GET /metrics returns Prometheus text format. No auth required (standard scrape pattern); per-tenant labels are on every metric so isolation is preserved.

Available metrics

Metric Type Labels Notes
mantis_predict_requests_total counter tenant_id, mode, outcome mode = run\|status\|result\|logs\|cancel; outcome = ok\|bad_request\|rate_limited\|denied_allowlist\|idempotent_hit\|error
mantis_chat_completions_total counter tenant_id, outcome outcome = ok\|status_4xx\|status_5xx\|upstream_error
mantis_run_duration_seconds histogram tenant_id, model, status Buckets: 10, 30, 60, 120, 300, 600, 1200, 1800, 3600
mantis_run_cost_usd histogram tenant_id, model, status Buckets: $0.01, $0.05, $0.10, $0.25, $0.50, $1, $2.5, $5, $10, $25
mantis_concurrent_runs gauge tenant_id Currently in-flight runs
mantis_rate_limit_rejections_total counter tenant_id, kind kind = rate\|concurrent
mantis_action_total counter tenant_id, step_kind, outcome step_kind = MicroIntent.type (navigate\|click\|paginate\|extract_url\|extract_data\|submit\|fill_field\|select_option\|scroll\|navigate_back); outcome = success\|failed\|duplicate\|filters_not_applied
mantis_brain_escalation_total counter tenant_id, from_brain, to_brain One increment per BrainLadder.think(). to_brain = primary\|fallback
mantis_loop_termination_total counter tenant_id, reason One increment per run. reason = completed\|halted\|cancelled\|paused\|budget_cap\|time_cap
mantis_plan_branch_total counter tenant_id, branch, outcome Special-case dispatch routes: gate_verify\|claude_only\|navigate_back_close_tab\|click_listings\|click_single_element × taken\|skipped\|aborted
mantis_step_latency_seconds histogram tenant_id, phase phase = perceive\|think\|act\|settle\|claude_ground\|claude_extract\|claude_verify\|load\|overhead (epic #362).

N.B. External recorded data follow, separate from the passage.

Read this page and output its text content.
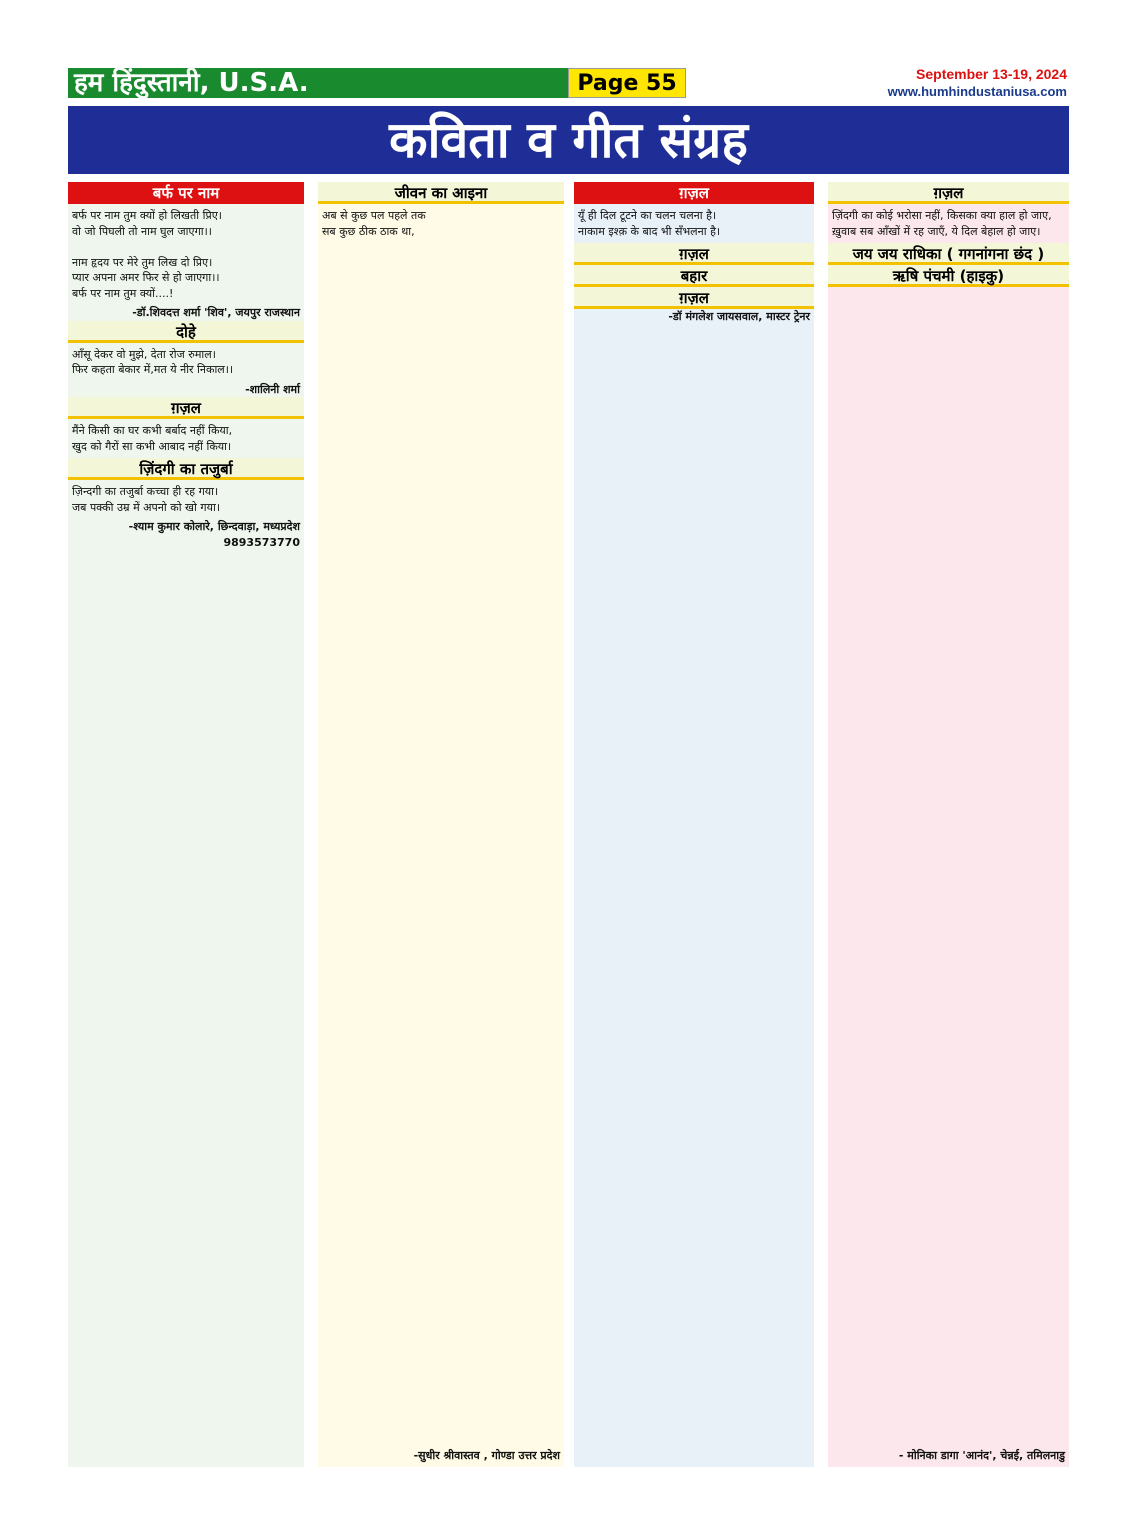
हम हिंदुस्तानी, U.S.A.	Page 55	September 13-19, 2024
www.humhindustaniusa.com
कविता व गीत संग्रह
बर्फ पर नाम
बर्फ पर नाम तुम क्यों हो लिखती प्रिए।
वो जो पिघली तो नाम घुल जाएगा।।

नाम हृदय पर मेरे तुम लिख दो प्रिए।
प्यार अपना अमर फिर से हो जाएगा।।
बर्फ पर नाम तुम क्यों....!
-डॉ.शिवदत्त शर्मा 'शिव', जयपुर राजस्थान
दोहे
आँसू देकर वो मुझे, देता रोज रुमाल।
फिर कहता बेकार में,मत ये नीर निकाल।।
-शालिनी शर्मा
ग़ज़ल
मैंने किसी का घर कभी बर्बाद नहीं किया,
खुद को गैरों सा कभी आबाद नहीं किया।
ज़िंदगी का तजुर्बा
ज़िन्दगी का तजुर्बा कच्चा ही रह गया।
जब पक्की उम्र में अपनो को खो गया।
-श्याम कुमार कोलारे, छिन्दवाड़ा, मध्यप्रदेश
9893573770
जीवन का आइना
अब से कुछ पल पहले तक
सब कुछ ठीक ठाक था,
-सुधीर श्रीवास्तव , गोण्डा उत्तर प्रदेश
ग़ज़ल
यूँ ही दिल टूटने का चलन चलना है।
नाकाम इश्क़ के बाद भी सँभलना है।
ग़ज़ल
बहार
ग़ज़ल
-डॉ मंगलेश जायसवाल, मास्टर ट्रेनर
ग़ज़ल
ज़िंदगी का कोई भरोसा नहीं, किसका क्या हाल हो जाए,
ख़ुवाब सब आँखों में रह जाएँ, ये दिल बेहाल हो जाए।
जय जय राधिका ( गगनांगना छंद )
ऋषि पंचमी (हाइकु)
- मोनिका डागा 'आनंद', चेन्नई, तमिलनाडु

Buckets: 50ms, 100ms, 250ms, 500ms, 1s, 2s, 5s, 10s, 20s, 30s
mantis_grounding_cache_hits_total counter tenant_id Cache hits on the (frame-region + description) coordinate cache (#117)
mantis_grounding_cache_misses_total counter tenant_id Cache misses (incl. expirations)
mantis_grounding_cache_evictions_total counter tenant_id LRU evictions (capacity hit)
mantis_grounding_cache_size gauge tenant_id Current entry count
mantis_grounding_call_total counter tenant_id, outcome, force_compute Click-handler grounding calls. outcome = accepted\|rejected. force_compute = true\|false (cache bypassed for high-risk clicks per #181)
mantis_grounding_correction_distance_pixels histogram tenant_id, force_compute Pixel distance between brain coords and grounded coords. Buckets: 2, 5, 10, 25, 50, 100, 200, 500, 1000

Setup

The prometheus-client Python package is in the [server] and [metrics] extras. The Baseten Truss build step pip-installs it; for self-hosted Docker images make sure your Dockerfile includes it.

Without prometheus-client, /metrics returns 503 and all metric handles become no-ops — the rest of the API is unaffected.

Scraping

apiVersion: monitoring.coreos.com/v1
kind: ServiceMonitor
metadata:
  name: mantis-holo3-server
spec:
  selector:
    matchLabels: { app: mantis-holo3-server }
  endpoints:
    - port: http
      path: /metrics
      interval: 30s
scrape_configs:
  - job_name: mantis-holo3
    scrape_interval: 30s
    metrics_path: /metrics
    static_configs:
      - targets: ['mantis.example.com:80']
instances:
  - openmetrics_endpoint: http://mantis.example.com/metrics
    namespace: mantis
    metrics:
      - mantis_predict_requests_total
      - mantis_run_duration_seconds
      - mantis_run_cost_usd
      - mantis_concurrent_runs
      - mantis_rate_limit_rejections_total

Alerts that pay rent

- alert: MantisHighFailureRate
  expr: |
    sum by (tenant_id) (rate(mantis_predict_requests_total{outcome="error"}[10m]))
    / sum by (tenant_id) (rate(mantis_predict_requests_total{mode="run"}[10m])) > 0.1
  for: 15m
  annotations:
    summary: "Mantis tenant {{ $labels.tenant_id }} run failure rate >10%"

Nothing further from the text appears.